Зареяли в воздухе птицы, появились стада тюленей и моржей, и чаще встречаются белые медведи. Три свежих шкуры у нас уже готовились на одеяла, а мясо шло в пищу.
Но вот, наконец, Тасмирское море очистилось ото льдов. Мы сняли крышу с крытого двора– гуси, утки и олени бродят пo нему, двор становится тесен, и его нужно увеличить.
Как и прошлый год, наши хозяйки остригли пушистую шерсть собак и готовят из нее пряжу, чтобы вязать чулки, куртки и брюки. Вязаные костюмы теперь делались нашей единственной одеждой, если не считать шуб из оленьих шкур с меховыми же брюками, сапогами и капюшонами. Мы тогда еще не умели делать нежной замши из оленьей кожи и лайки из собачьей, что теперь вместе со шкурами песцов помогло создать нам легкие и изящные костюмы, превратив тонкое вязанье из собачьего пуха в нижнее белье.
Но и тогда мы чувствовали себя превосходно в своих вязаных костюмах и в высоких сапогах из тюленьей шкуры. Мы весело и радостно спустили наши лодки на воду и заколесили, пеня воду гребными винтами, между островков вокруг Тасмира.
Мы спешили установить фермы на островках и укрепить на них собиратели Грибова, чтобы потом успеть еще слетать на материк за слюдой, собрать запасы ягод и оленьего моха, а также перенести на Тасмир несколько ягодных кустов.
В это время произошло самое большое событие в моей жизни.
Установив железную ферму на одном из ближайших островков, в километре от Тасмира, я полез с Алексеевым наверх, чтобы прикрепить там собиратель Грибова.

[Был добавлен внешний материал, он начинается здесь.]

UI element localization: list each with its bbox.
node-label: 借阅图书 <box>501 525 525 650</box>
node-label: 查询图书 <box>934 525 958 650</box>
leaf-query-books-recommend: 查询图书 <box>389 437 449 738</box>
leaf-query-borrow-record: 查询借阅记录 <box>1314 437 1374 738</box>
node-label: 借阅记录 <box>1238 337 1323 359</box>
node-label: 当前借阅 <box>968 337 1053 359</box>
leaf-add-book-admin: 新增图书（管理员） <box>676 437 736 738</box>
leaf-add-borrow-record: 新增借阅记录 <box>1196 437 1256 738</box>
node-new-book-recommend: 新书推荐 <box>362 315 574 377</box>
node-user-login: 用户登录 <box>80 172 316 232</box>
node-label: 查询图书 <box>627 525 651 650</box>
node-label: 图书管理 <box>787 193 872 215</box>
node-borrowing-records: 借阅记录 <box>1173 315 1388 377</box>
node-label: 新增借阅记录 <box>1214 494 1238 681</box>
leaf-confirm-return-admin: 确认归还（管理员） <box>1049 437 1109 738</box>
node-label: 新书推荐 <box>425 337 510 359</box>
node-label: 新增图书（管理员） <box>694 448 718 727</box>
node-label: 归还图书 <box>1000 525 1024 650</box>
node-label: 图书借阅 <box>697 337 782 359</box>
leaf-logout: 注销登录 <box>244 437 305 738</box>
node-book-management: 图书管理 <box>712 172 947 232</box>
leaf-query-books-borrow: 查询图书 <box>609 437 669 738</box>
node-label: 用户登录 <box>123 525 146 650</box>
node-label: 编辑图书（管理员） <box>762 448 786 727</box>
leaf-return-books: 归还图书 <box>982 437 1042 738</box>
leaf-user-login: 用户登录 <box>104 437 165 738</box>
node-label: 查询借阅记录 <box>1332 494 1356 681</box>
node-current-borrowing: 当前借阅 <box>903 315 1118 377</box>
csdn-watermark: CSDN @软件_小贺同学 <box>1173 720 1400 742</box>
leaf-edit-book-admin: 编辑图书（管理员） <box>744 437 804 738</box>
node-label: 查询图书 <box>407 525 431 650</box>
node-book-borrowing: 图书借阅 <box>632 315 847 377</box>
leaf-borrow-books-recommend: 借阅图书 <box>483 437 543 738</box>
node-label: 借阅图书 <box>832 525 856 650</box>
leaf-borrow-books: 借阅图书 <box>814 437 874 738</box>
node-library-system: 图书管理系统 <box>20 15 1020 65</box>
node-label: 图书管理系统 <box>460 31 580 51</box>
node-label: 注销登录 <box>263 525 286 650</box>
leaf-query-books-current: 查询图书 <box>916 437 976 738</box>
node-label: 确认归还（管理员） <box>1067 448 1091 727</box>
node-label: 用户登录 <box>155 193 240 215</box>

Завинтив гайки болтов и прикрепив провод, свитый из медной проволоки, мы стали спускаться вниз.
– Гляди, Игорь, – воскликнул неожиданно Алексей, указывая на восток.
Я взглянул и с трудом разобрал на горизонте черную точку. Это нас заинтересовало, но мы привыкли не бросать работы, не доведя ее до конца. Поэтому, спустившись вниз, мы только сообщили о странном случае товарищам и приступили тотчас же к подтягиванию при помощи цепей электрической лебедки глыб камня для укрепления основания железной фермы.
Только через два часа работы, когда железная ферма как бы вросла в самую возвышенную часть островка и стала непоколебимой, мы посмотрели в зрительную трубу на замеченную нами точку у самого горизонта.
То, что мы увидели, заставило нас сильно взволноваться. Это было очень небольшое судно, явно потерпевшее аварию. Мачты его были сломаны, и оно сильно кренило на правый борт. Было видно дымовую трубу, но дым из нее не шел, и судно совсем не двигалось.
Первым нашим порывом было помчаться на помощь, но нас связывал провод, который мы должны были протянуть к Тасмиру, и удерживала боязнь перед теми людьми, какие могли быть на судне.
Мы с лихорадочной энергией стали заканчивать работу и, направив лодки к Тасмиру, начали развертывать вал, на котором был намотан воздушный провод. Через полчаса мы уже причалили к мосткам нашей бухты.
Привезенная нами новость вызвала всеобщее смятение. Работы были прерваны и решено, что Лазарев, я и Алексей тотчас же должны отправиться на лодках к неизвестному судну с ружьями и произвести обследование. Мы полагали, если судно может быть исправлено, отправить его под конвоем «Борьбы» через ледяные коридоры в прибрежную полосу океана. Там оно сможет войти в устье любой сибирской реки и найти связь с людьми.
Все же это не успокаивало нас. Отца тревожило то обстоятельство, что в Тасмирское море можно проникнуть с востока, а также и то, что экипажем судна могут оказаться грубые матросы, которые причинят нам много неприятностей.
Несмотря на все эти тревоги и опасения, мы не могли равнодушно относиться к гибнущим людям. Особенно настаивали на немедленной помощи старшие и отец.
– Ну, конечно, всему будет мера, – спокойно, как всегда, говорил Лазарев, – мы узнаем, кто там, и не будем нежничать, в случае чего…
Он предложил высадить экипаж на одном из островков, а корабль пробуксировать в бухту. По окончанию же наших работ отдать им, в крайнем случае, одну из лодок, поставив на ней электромотор, и отправить их на материк.
С этими решениями под командой Лазарева мы выехали к неизвестному кораблю.